While inside the echo gram room, I could see him moving a probe lined with jelly like cream and watching screen and hearing the sound of the heart and speaking in some strange language to his nurse aide who was taking his dictation. It took about 20 minutes and came the news that he had seen an ASD of about 5mm in my daughter's heart. He re-assured us that there is no near term danger and told us about the standard ASD precautions that have to be taken for my daughter. On treatment options, we were given the do nothing for now and monitor closely through monthly followed by quarterly and then yearly checks. The other option was to close the whole using open heart surgery which was the only option at the point in time and given the size and the fact that it was largely asymptomatic in my daughter's case, it was not worth the risk of open heart surgery. Moreover, there was some chance of the hole closing by itself.

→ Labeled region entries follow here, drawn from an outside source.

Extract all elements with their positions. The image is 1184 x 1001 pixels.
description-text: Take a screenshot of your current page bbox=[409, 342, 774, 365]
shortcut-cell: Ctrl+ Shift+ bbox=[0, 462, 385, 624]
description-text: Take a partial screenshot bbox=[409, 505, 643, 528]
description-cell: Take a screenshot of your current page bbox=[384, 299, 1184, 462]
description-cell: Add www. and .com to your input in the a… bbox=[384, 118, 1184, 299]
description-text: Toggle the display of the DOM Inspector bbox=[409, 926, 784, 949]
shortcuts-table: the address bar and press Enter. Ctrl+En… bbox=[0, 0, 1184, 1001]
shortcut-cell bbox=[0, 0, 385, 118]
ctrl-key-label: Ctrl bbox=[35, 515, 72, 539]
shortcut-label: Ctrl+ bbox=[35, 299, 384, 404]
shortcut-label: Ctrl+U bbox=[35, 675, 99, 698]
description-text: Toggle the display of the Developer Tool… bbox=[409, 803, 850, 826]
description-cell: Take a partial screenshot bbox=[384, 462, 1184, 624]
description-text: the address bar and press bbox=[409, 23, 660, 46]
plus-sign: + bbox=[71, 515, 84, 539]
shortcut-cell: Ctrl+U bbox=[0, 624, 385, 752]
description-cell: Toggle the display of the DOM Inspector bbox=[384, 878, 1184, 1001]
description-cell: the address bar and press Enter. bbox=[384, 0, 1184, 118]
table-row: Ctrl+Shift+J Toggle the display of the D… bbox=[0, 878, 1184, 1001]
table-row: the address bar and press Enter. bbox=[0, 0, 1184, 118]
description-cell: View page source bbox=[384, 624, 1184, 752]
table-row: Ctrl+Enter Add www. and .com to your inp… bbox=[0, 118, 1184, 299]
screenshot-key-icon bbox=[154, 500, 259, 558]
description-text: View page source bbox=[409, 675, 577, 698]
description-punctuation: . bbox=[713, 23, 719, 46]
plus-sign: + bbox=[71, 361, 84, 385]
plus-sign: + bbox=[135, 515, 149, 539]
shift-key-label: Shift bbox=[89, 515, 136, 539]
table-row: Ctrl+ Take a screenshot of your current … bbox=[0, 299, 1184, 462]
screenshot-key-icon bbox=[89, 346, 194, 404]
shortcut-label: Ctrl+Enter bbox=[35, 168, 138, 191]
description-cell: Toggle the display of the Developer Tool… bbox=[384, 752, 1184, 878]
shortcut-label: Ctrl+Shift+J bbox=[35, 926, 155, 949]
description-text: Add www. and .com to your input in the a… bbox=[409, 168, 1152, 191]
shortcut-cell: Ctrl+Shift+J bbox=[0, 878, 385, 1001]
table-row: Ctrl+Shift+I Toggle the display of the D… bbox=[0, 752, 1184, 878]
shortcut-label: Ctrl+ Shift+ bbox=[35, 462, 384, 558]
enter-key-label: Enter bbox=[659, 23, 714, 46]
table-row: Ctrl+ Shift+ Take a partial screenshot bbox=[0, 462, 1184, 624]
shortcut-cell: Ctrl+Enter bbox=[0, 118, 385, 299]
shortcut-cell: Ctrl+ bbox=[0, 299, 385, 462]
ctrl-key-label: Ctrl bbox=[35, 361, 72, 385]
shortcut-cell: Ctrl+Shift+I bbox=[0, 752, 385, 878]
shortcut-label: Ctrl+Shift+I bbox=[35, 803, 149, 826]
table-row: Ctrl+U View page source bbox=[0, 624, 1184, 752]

In all these years, the periodic monitoring has been an emotional roller coaster ride as the reading went from 5 mm to 15 mm and we also witnessed the progression of echo gram technology as it went from monochrome to color and grew in sophistication.

When my daughter reached teenage, I can see that she love sports and outdoors activities quite a fair bit and did not feel that life has been fair to her to not be able to participate fully in these activities and some of which she is quite good at in my opinion. After further considerations and the availability of a safer method to close up the ASD, decision was reached together with my daughter as I believe very much in democracy and practice it at home with my two kids to the dis-quiet of some parents in my part of the world. The pros and cons were discussed, debated and googled on no end until we decided to take the decision.

On the day of the surgery, it was done though a minimally invasive procedure. After measure of the size, shape and location of the ASD using a catheter, the cardiologist came of out of the surgery room to inform that the hole is about 7mm and fairly regular sized and a good candidate to closure using a 15MM device. We agreed and the device was implanted into her heart to close her ASD through a catheter. She was sent to the ICU as a standard procedure after the procedure for a few hours of monitoring and by about 2pm, we were talking to her through she was a bit dazed from the after effects of general anesthesia considering that she had the procedure done at 8am the same day. Just before dinner the same day, she was transferred back to a normal ward and was heartily having her dinner. Being a foodie herself, we took her additional orders for special food especially of donuts, cup cakes etc. She had two lady classmates at her bed side during dinner and they were having the usual teenage chatter to no end and parents were secondary. She was discharged the next day noon after echo gram by doctor and the operation site for the minimally invasive procedure was healing well. She spent the next 10 days at home more so as a precaution as school can be a bit of a challenge as her high school has kids of between 12 to 18 years old and it is not very easy to prevent physical knocks.

Today marks the 15th day of her surgery and she is like any normal child and in about six months time if her own heart tissue grows over the device properly to anchor it in place, she is good for a fully normal life except for some precautions relating to MRI.

I am sharing as a sort of patient emotional support effort for patients with similar situations from a real life account. I am not a doctor and therefore, what is shared is purely from a layman parent perspective. The second reason for sharing this is also to thank her two cardiologists that took care of her. The first one starting when she was a baby and the second one that did the closure procedure for her. Oh we must not forget about the pediatrician that acts for a hobby who started us on this healing journey. It so happens that both cardiologists have a common family name YIP. I am not at will to disclose their names as I have not obtained prior permission. When the 3 doctors read this and if you recall, a special thank you to from patient and parent and our heart felt thanks for the good clinical care, rational advice and emotional support.